При внимательном изучении дородового анамнеза можно выявить наличие материнских факторов, связанных с этой проблемой (неспособность груди увеличиваться во время беременности или в течение первых нескольких дней после родов). Непосредственное наблюдение за процессом кормления грудью может помочь устранить возможные технические ошибки. Если после окончания кормления большой объем молока сцеживается вручную, младенец может получать недостаточное его количество. В итоге это может привести к Ф лактогенеза. Поздние недоношенные дети (рожденные на сроке от 34 до 36 нед) подвержены повышенному риску развития синдрома недостаточной выработки молока, связанного с плохим сосанием, глотанием или мед. проблемами.

е) Желтуха:

1. Желтуха грудного вскармливания развивается в результате недостаточного потребления жидкости в течение первой недели жизни. Это состояние является частой причиной повторной госпитализации здоровых младенцев, находящихся на грудном вскармливании. Такой тип желтухи связан с обезвоживанием и гипернатриемией. 2. Желтуха грудного молока — нарушение, развивающееся по иному механизму. В этом случае у здоровых младенцев, получающих достаточный объем грудного молока, возникает устойчивое ↑ уровня непрямого билирубина в сыворотке крови. Грудное молоко содержит ингибиторы глюкуронилтрансферазы, действие которых вызывает усиленное всасывание билирубина из кишечника. Желтуха грудного молока развивается позже, чем желтуха грудного вскармливания, и ее интенсивность обычно ↓ к 2-3-й неделе жизни.
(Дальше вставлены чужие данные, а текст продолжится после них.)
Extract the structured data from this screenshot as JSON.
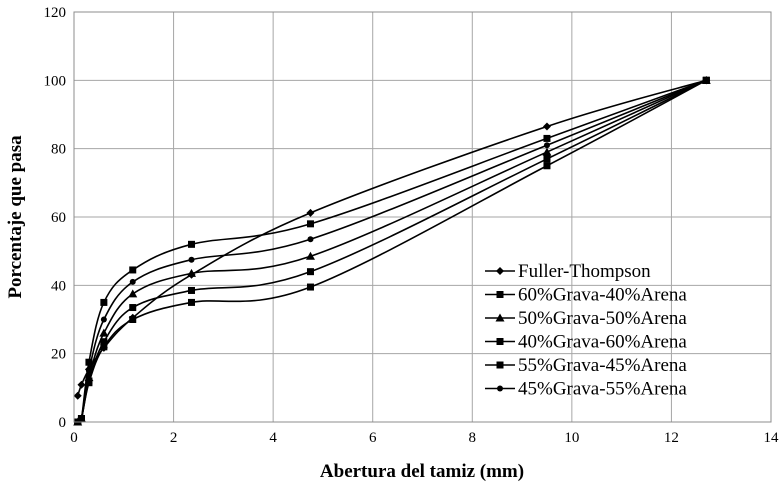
{
  "chart_data": {
    "type": "line",
    "title": "",
    "xlabel": "Abertura del tamiz (mm)",
    "ylabel": "Porcentaje que pasa",
    "xlim": [
      0,
      14
    ],
    "ylim": [
      0,
      120
    ],
    "xticks": [
      "0",
      "2",
      "4",
      "6",
      "8",
      "10",
      "12",
      "14"
    ],
    "yticks": [
      "0",
      "20",
      "40",
      "60",
      "80",
      "100",
      "120"
    ],
    "grid": true,
    "legend_position": "center-right",
    "x": [
      0.075,
      0.15,
      0.3,
      0.6,
      1.18,
      2.36,
      4.75,
      9.5,
      12.7
    ],
    "series": [
      {
        "name": "Fuller-Thompson",
        "marker": "diamond",
        "values": [
          7.7,
          10.9,
          15.4,
          21.7,
          30.5,
          43.1,
          61.2,
          86.5,
          100
        ]
      },
      {
        "name": "60%Grava-40%Arena",
        "marker": "square",
        "values": [
          0,
          1,
          11.5,
          22,
          30,
          35,
          39.5,
          75,
          100
        ]
      },
      {
        "name": "50%Grava-50%Arena",
        "marker": "triangle",
        "values": [
          0,
          1,
          13,
          26,
          37.5,
          43.5,
          48.5,
          79,
          100
        ]
      },
      {
        "name": "40%Grava-60%Arena",
        "marker": "square",
        "values": [
          0,
          1,
          17.5,
          35,
          44.5,
          52,
          58,
          83,
          100
        ]
      },
      {
        "name": "55%Grava-45%Arena",
        "marker": "square",
        "values": [
          0,
          1,
          12,
          23.5,
          33.5,
          38.5,
          44,
          77,
          100
        ]
      },
      {
        "name": "45%Grava-55%Arena",
        "marker": "circle",
        "values": [
          0,
          1,
          15,
          30,
          41,
          47.5,
          53.5,
          81,
          100
        ]
      }
    ]
  }
}
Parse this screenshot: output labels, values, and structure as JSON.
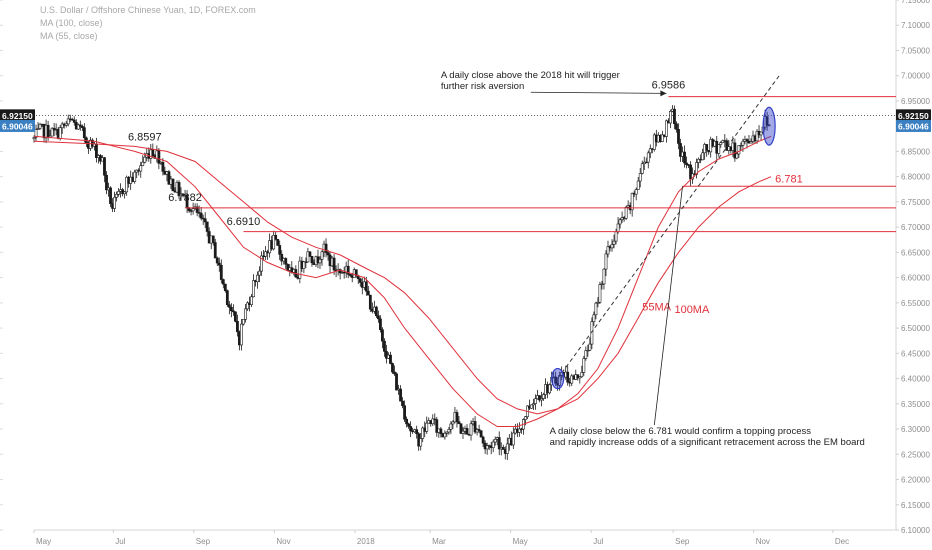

Младенцы с тяжелыми или стойкими проявлениями желтухи должны быть обследованы в целях исключения др. заболеваний, которые могли послужить ее причиной. Сохранение стабильно высокого уровня билирубина может потребовать замены грудного молока детской смесью на срок от 24 до 48 ч и/или лечения фототерапией без прекращения грудного вскармливания. После Ф уровня билирубина в сыворотке крови кормление грудью следует возобновить. Успокоить родителей и поощрять их к тому, чтобы они продолжали сцеживать и хранить грудное молоко, пока младенец временно получает смесь.

РФ: желтуха грудного молока (гипербилирубинемия Ариаса, метаболическая конъюгационная желтуха) — разновидность физиол. желтухи, возникающая у новорожденных на фоне кормления грудным молоком. Данный феномен заключается в том, что на фоне кормления грудью у младенца появляется немотивированная желтуха, которая быстро исчезает после прекращения вскармливания.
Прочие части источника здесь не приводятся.